One recurring idea is the prevalence of mental health issues, especially for Latinas. Elizabeth Acevedo writes: “So many young Latinas struggle privately and inwardly with being overwhelmed, depressed, anxious, and those feelings are met with the external expectations of boca cerrada te ves más bonita.” This might be explained by a socioeconomic issue brought up by Lilliam Rivera in “More than Nervios”: “Essos son los blanquitos…seeking medical help for anything dwelling in the mind is really meant only for a privileged few.” Here, whiteness and money are privileges that differentiate Latinx experiences. Rivera mentions needing to “maintain appearances” and the stigma around mental health therapy. These may be intensified for Latinxs striving to present as a “model citizen,” something Naima Coster references in “The Price of Admission.” One cause of stress in the lives of young Latinas may be a sense of displacement, whether due to their spoken language or the language they use to refer to themselves.


For instance, Afro-Latinxs may have a unique linguistic experience from other Latinxs. Jasminne Mendez, a Black Dominican, describes feeling like a “circus sideshow” for speaking Spanish. Many BIPOC authors in Wild Tongues detail a complicated relationship with their hyphenated identity. In her piece, Fennell writes that, upon learning she was part Hispanic, some peers would be “excited” that she wasn’t “just another Black girl.” In “#Julian4spiderman,” Julian Randall writes that half-Black-half-Puertorican Spiderman Miles Morales’s “least believable power” is that he doesn’t feel pressured “to prove his Latinidad.” Wild Tongues expounds on people with hyphenated identities not feeling sufficiently either. Although many U.S.-based Latinxs feel that push-and-pull regardless of race, Wild Tongues highlights the added effect that racism has on this, both in the diaspora and within Latinx cultures. Authors point out the lack of Afro-Latinx representation in popular media, making characters like Miles Morales all the more significant. As Randall writes: “I was born into a country of no rain, so when it drizzles, I see a river; I see my face in every drop.”


As I read this anthology, I was struck by its thematic similarities to last month’s read, Ariana Brown’s We Are Owed., especially regarding the issue of labeling. On the pages of Wild Tongues, authors change, embrace, and reject labels depending on their experiences. Names bear a similar power to labels, as Jamal describes feeling “inauthentic” for having an African name rather than a “Spanish” one. She describes this dual-culturality as “two halves…at war.” I relate to this, although my name (along with my sister Tiffany’s name) is often associated with whiteness (have you seen White Chicks?). My name separates me from my culture, a sensation compounded by my diasporic upbringing. Of a similar experience, Cristina Arreola writes: “I haven’t been steeped in the culture long enough to make me strong with its flavor, but just enough that you couldn’t hide the scent.” I do, however, want to differentiate these experiences, as my discomfort with not being coded as Latina carries the privilege of whiteness and not the burden of racism. However, I think the significance of labeling can be seen in both cases. “[Labeling] is used…to define who we are at that given point/moment,” said Fennell. “[Y]ou can’t really [label] people, especially communities of color because we are always evolving.”

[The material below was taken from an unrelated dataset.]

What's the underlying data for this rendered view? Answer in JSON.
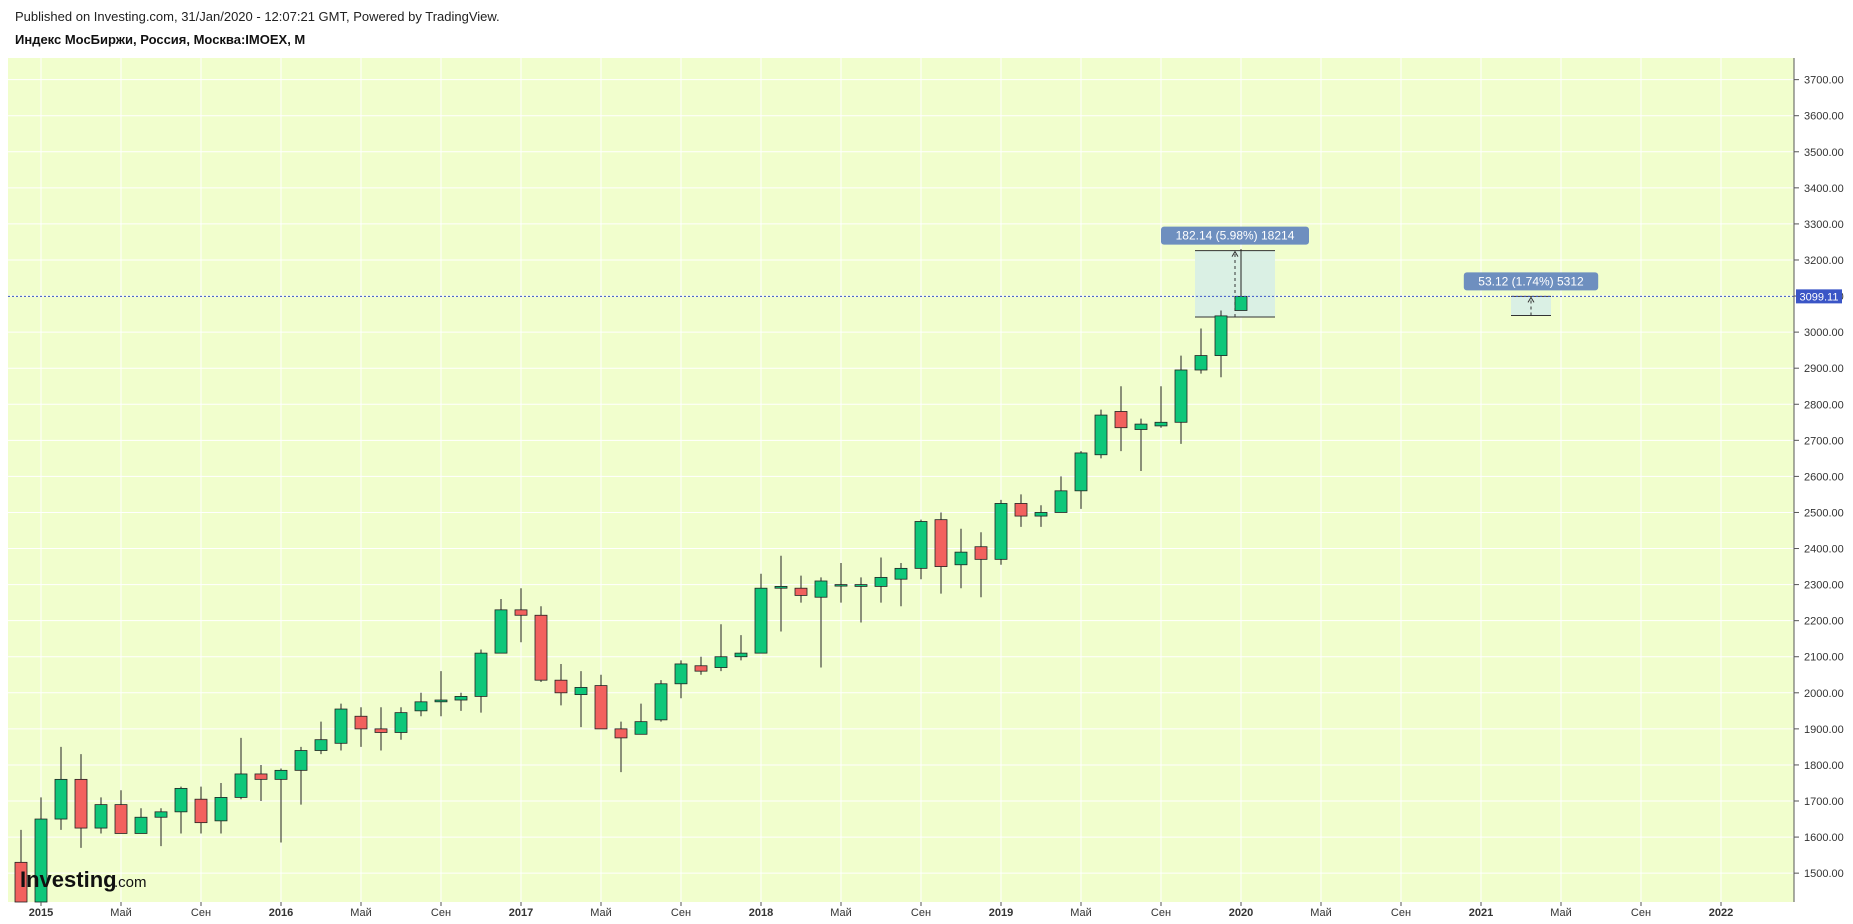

When I started this column, I wanted to view Latinidad from unique perspectives separate from my (very privileged) one. Reading Wild Tongues Can’t Be Tamed, and last month’s We Are Owed., has greatly contributed to this education, and I am excited to see where else these stories take me.


Thank you to Flatiron Books for the review copy and to Saraciea J. Fennell for making time for an interview!

Brittany Torres Rivera is a Puerto Rican writer whose work deals with culture, family, and (un)belonging. She has a BA in English with a concentration in Creative Writing from Florida International University. She is based in Orlando, FL.